Because, as noted, while I am using it as a primary interface to my mail, it is not the only mailstore I have. If they start doing objectionable crap I can pull out easily enough.
(no subject)
Date: 2004-06-23 06:54 am (UTC)(no subject)
Date: 2004-06-24 12:17 am (UTC)When it goes into "production" mode, if there still isn't some way to extract mail then I'll be quite happy to agree that it's at least moderately evil.

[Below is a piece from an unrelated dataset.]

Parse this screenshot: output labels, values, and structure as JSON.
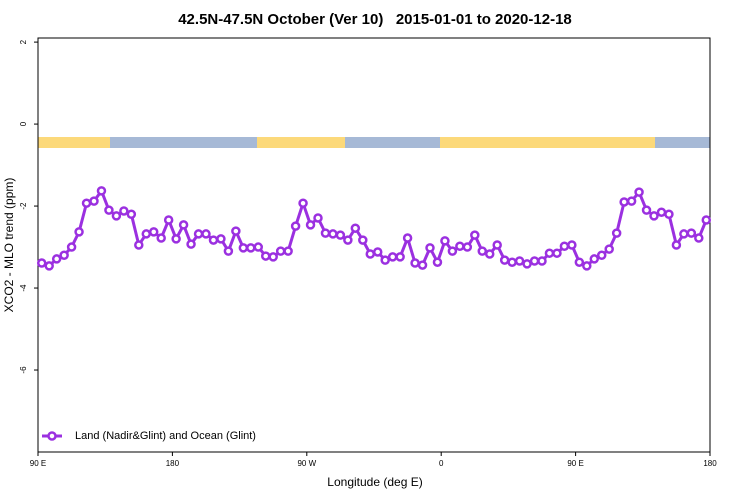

That random people are stupid enough to put all their mail into the hands of a service that is still very much in beta without having any sort of escape route planned is not Google's fault, and it doesn't somehow make them evil.
(no subject)
Date: 2004-06-23 07:05 am (UTC)Unless I'm misreading, that's exactly what the post is about. There is no download. And storing the email on gmail isn't the point if someone later decides that they don't want to use gmail anymore. POP is only one possibility to meet the need. A zipfile full of text files would do. An mbox file would be wonderful. If there is such a download function, I suspect RDD would be very happy to hear about it.
(no subject)
Date: 2004-06-23 08:45 am (UTC)(no subject)
Date: 2004-06-23 07:31 am (UTC)Also, the thing that differentiates Gmail from other mail services is the interface and its special features, into which AdWords are tied. Were people to access it over POP/IMAP, it'd become just another mail service. Besides which, AdWords are unobstrusive (unlike the irritating Flash ads other sites have). As such, I don't think that many users would choose to routinely use POP/IMAP to access Gmail.
(no subject)
Date: 2004-06-23 07:05 am (UTC)at least yahoo lets you switch off the spying web surfing cookie thing they have indroduced now ..
(no subject)
Date: 2004-06-23 08:23 am (UTC)(no subject)
Date: 2004-06-23 08:26 am (UTC)(no subject)
Date: 2004-06-23 04:47 pm (UTC);]
(no subject)
Date: 2004-06-23 07:10 am (UTC)The other thing stopping me from moving my live mail to Gmail (so far I'm just playing with it) is the fact that it plays fast and loose with attachments (I mailed it a photo from my futurephone and it neatly discarded the JPEG, giving me just the Telstra MMS promotional wrapper). Other than that, it's a much nicer interface than SpamCop's Horde webmail. (And these days I only use mutt for downloading/archiving mail.)